Conceiving the Human Being
- Biological element: Development and characteristics as an individual of a species.
- Social-cultural component: Development and characteristics of a group as an individual.
- Personal element: Development and characteristics of the self, the possibility of being and thinking.
Philosophical Views on the Soul and Mind
Plato
Defended the divinity and immortality of the soul, which influenced Christianity. The body is seen as the source of evil.
Aristotle
Defined the living being as a substance composed of matter and form. The soul is not accidental to the body. He distinguished the nutritive soul (plants), the sensitive soul (animals), and the rational soul (humans).
Thomas Aquinas
Adapted Aristotle’s concepts to Christian beliefs.
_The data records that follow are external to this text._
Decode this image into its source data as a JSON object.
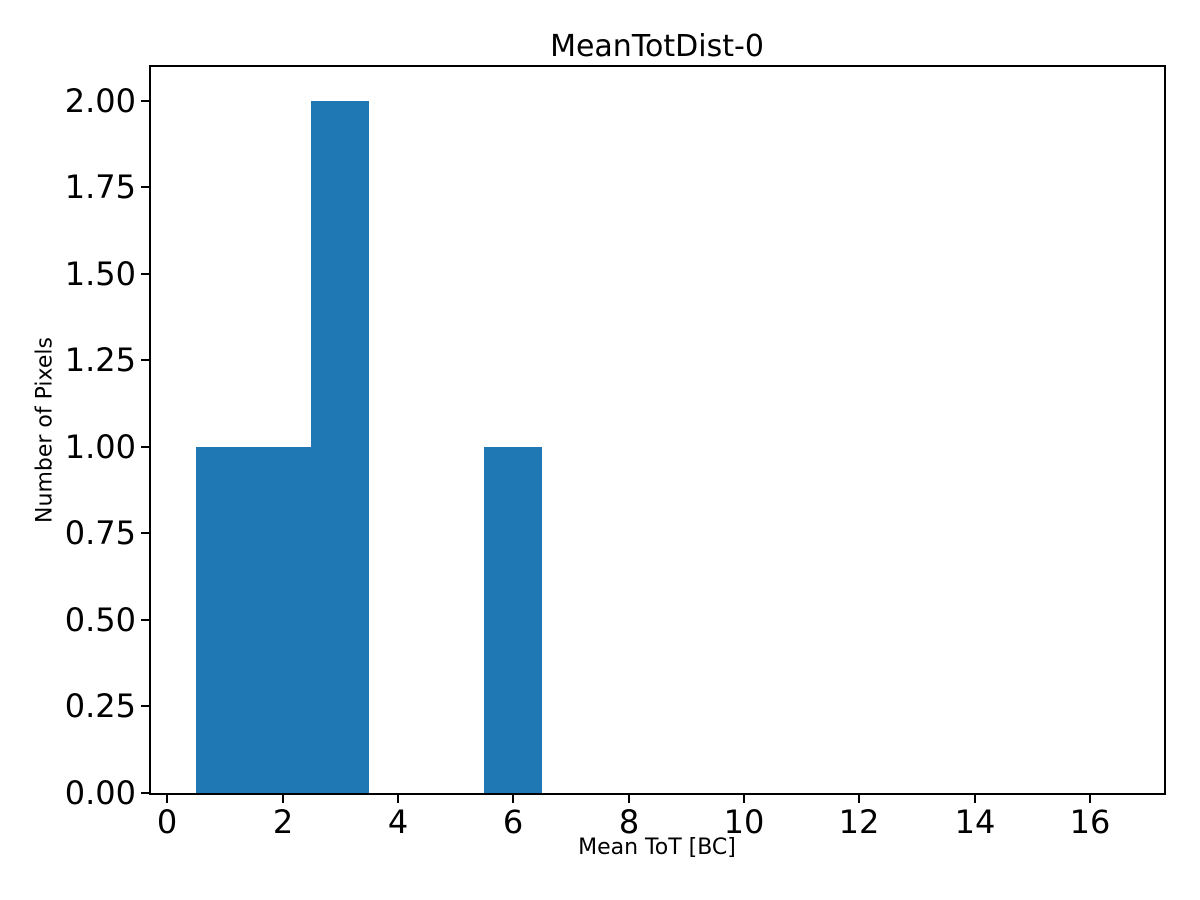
{
  "chart_data": {
    "type": "bar",
    "subtype": "histogram",
    "title": "MeanTotDist-0",
    "xlabel": "Mean ToT [BC]",
    "ylabel": "Number of Pixels",
    "xlim": [
      -0.3,
      17.3
    ],
    "ylim": [
      0,
      2.1
    ],
    "xticks": [
      0,
      2,
      4,
      6,
      8,
      10,
      12,
      14,
      16
    ],
    "xtick_labels": [
      "0",
      "2",
      "4",
      "6",
      "8",
      "10",
      "12",
      "14",
      "16"
    ],
    "yticks": [
      0,
      0.25,
      0.5,
      0.75,
      1,
      1.25,
      1.5,
      1.75,
      2
    ],
    "ytick_labels": [
      "0.00",
      "0.25",
      "0.50",
      "0.75",
      "1.00",
      "1.25",
      "1.50",
      "1.75",
      "2.00"
    ],
    "bars": [
      {
        "x0": 0.5,
        "x1": 1.5,
        "count": 1
      },
      {
        "x0": 1.5,
        "x1": 2.5,
        "count": 1
      },
      {
        "x0": 2.5,
        "x1": 3.5,
        "count": 2
      },
      {
        "x0": 5.5,
        "x1": 6.5,
        "count": 1
      }
    ],
    "bar_color": "#1f77b4",
    "axes_color": "#000000",
    "background_color": "#ffffff",
    "grid": false,
    "legend": null
  }
}
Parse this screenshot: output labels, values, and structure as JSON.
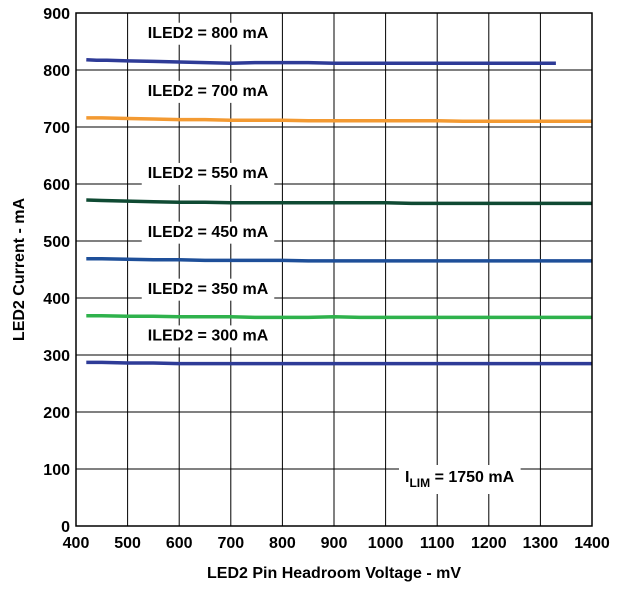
{
  "chart_data": {
    "type": "line",
    "title": "",
    "xlabel": "LED2 Pin Headroom Voltage - mV",
    "ylabel": "LED2 Current - mA",
    "xlim": [
      400,
      1400
    ],
    "ylim": [
      0,
      900
    ],
    "x_ticks": [
      400,
      500,
      600,
      700,
      800,
      900,
      1000,
      1100,
      1200,
      1300,
      1400
    ],
    "y_ticks": [
      0,
      100,
      200,
      300,
      400,
      500,
      600,
      700,
      800,
      900
    ],
    "grid": true,
    "annotation": {
      "main": "I",
      "sub": "LIM",
      "rest": " = 1750 mA"
    },
    "series": [
      {
        "name": "ILED2 = 800 mA",
        "color": "#2e3b97",
        "x": [
          420,
          440,
          460,
          500,
          550,
          600,
          650,
          700,
          750,
          800,
          850,
          900,
          950,
          1000,
          1050,
          1100,
          1150,
          1200,
          1250,
          1300,
          1330
        ],
        "y": [
          818,
          817,
          817,
          816,
          815,
          814,
          813,
          812,
          813,
          813,
          813,
          812,
          812,
          812,
          812,
          812,
          812,
          812,
          812,
          812,
          812
        ]
      },
      {
        "name": "ILED2 = 700 mA",
        "color": "#f39a32",
        "x": [
          420,
          450,
          500,
          550,
          600,
          650,
          700,
          750,
          800,
          850,
          900,
          950,
          1000,
          1050,
          1100,
          1150,
          1200,
          1250,
          1300,
          1350,
          1400
        ],
        "y": [
          716,
          716,
          715,
          714,
          713,
          713,
          712,
          712,
          712,
          711,
          711,
          711,
          711,
          711,
          711,
          710,
          710,
          710,
          710,
          710,
          710
        ]
      },
      {
        "name": "ILED2 = 550 mA",
        "color": "#0f4a33",
        "x": [
          420,
          450,
          500,
          550,
          600,
          650,
          700,
          750,
          800,
          850,
          900,
          950,
          1000,
          1050,
          1100,
          1150,
          1200,
          1250,
          1300,
          1350,
          1400
        ],
        "y": [
          572,
          571,
          570,
          569,
          568,
          568,
          567,
          567,
          567,
          567,
          567,
          567,
          567,
          566,
          566,
          566,
          566,
          566,
          566,
          566,
          566
        ]
      },
      {
        "name": "ILED2 = 450 mA",
        "color": "#1e4f99",
        "x": [
          420,
          450,
          500,
          550,
          600,
          650,
          700,
          750,
          800,
          850,
          900,
          950,
          1000,
          1050,
          1100,
          1150,
          1200,
          1250,
          1300,
          1350,
          1400
        ],
        "y": [
          469,
          469,
          468,
          467,
          467,
          466,
          466,
          466,
          466,
          465,
          465,
          465,
          465,
          465,
          465,
          465,
          465,
          465,
          465,
          465,
          465
        ]
      },
      {
        "name": "ILED2 = 350 mA",
        "color": "#2fb24c",
        "x": [
          420,
          450,
          500,
          550,
          600,
          650,
          700,
          750,
          800,
          850,
          900,
          950,
          1000,
          1050,
          1100,
          1150,
          1200,
          1250,
          1300,
          1350,
          1400
        ],
        "y": [
          369,
          369,
          368,
          368,
          367,
          367,
          367,
          366,
          366,
          366,
          367,
          366,
          366,
          366,
          366,
          366,
          366,
          366,
          366,
          366,
          366
        ]
      },
      {
        "name": "ILED2 = 300 mA",
        "color": "#2e3b97",
        "x": [
          420,
          450,
          500,
          550,
          600,
          650,
          700,
          750,
          800,
          850,
          900,
          950,
          1000,
          1050,
          1100,
          1150,
          1200,
          1250,
          1300,
          1350,
          1400
        ],
        "y": [
          287,
          287,
          286,
          286,
          285,
          285,
          285,
          285,
          285,
          285,
          285,
          285,
          285,
          285,
          285,
          285,
          285,
          285,
          285,
          285,
          285
        ]
      }
    ]
  }
}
The spiritual soul is immortal but is fully realized in union with the human body.
Descartes
Father of modern philosophy. Man is a substance that manifests as physical and mechanical material. Mind and body interact in the pineal gland.
Leibnitz
Proposed a perfect synchrony between the soul and body, though they are isolated from each other, orchestrated by God.
David Hume
Denied the reality of the spiritual substance. He saw a succession of perceptions, given insistence by memory. The mind is a collection of ideas bound by association.
John Searle
Computers handle formal symbols, not semantic content. The brain is an active, complex set of interconnected networks. Neurons learn from experience, and if one area deteriorates, other subsystems take over.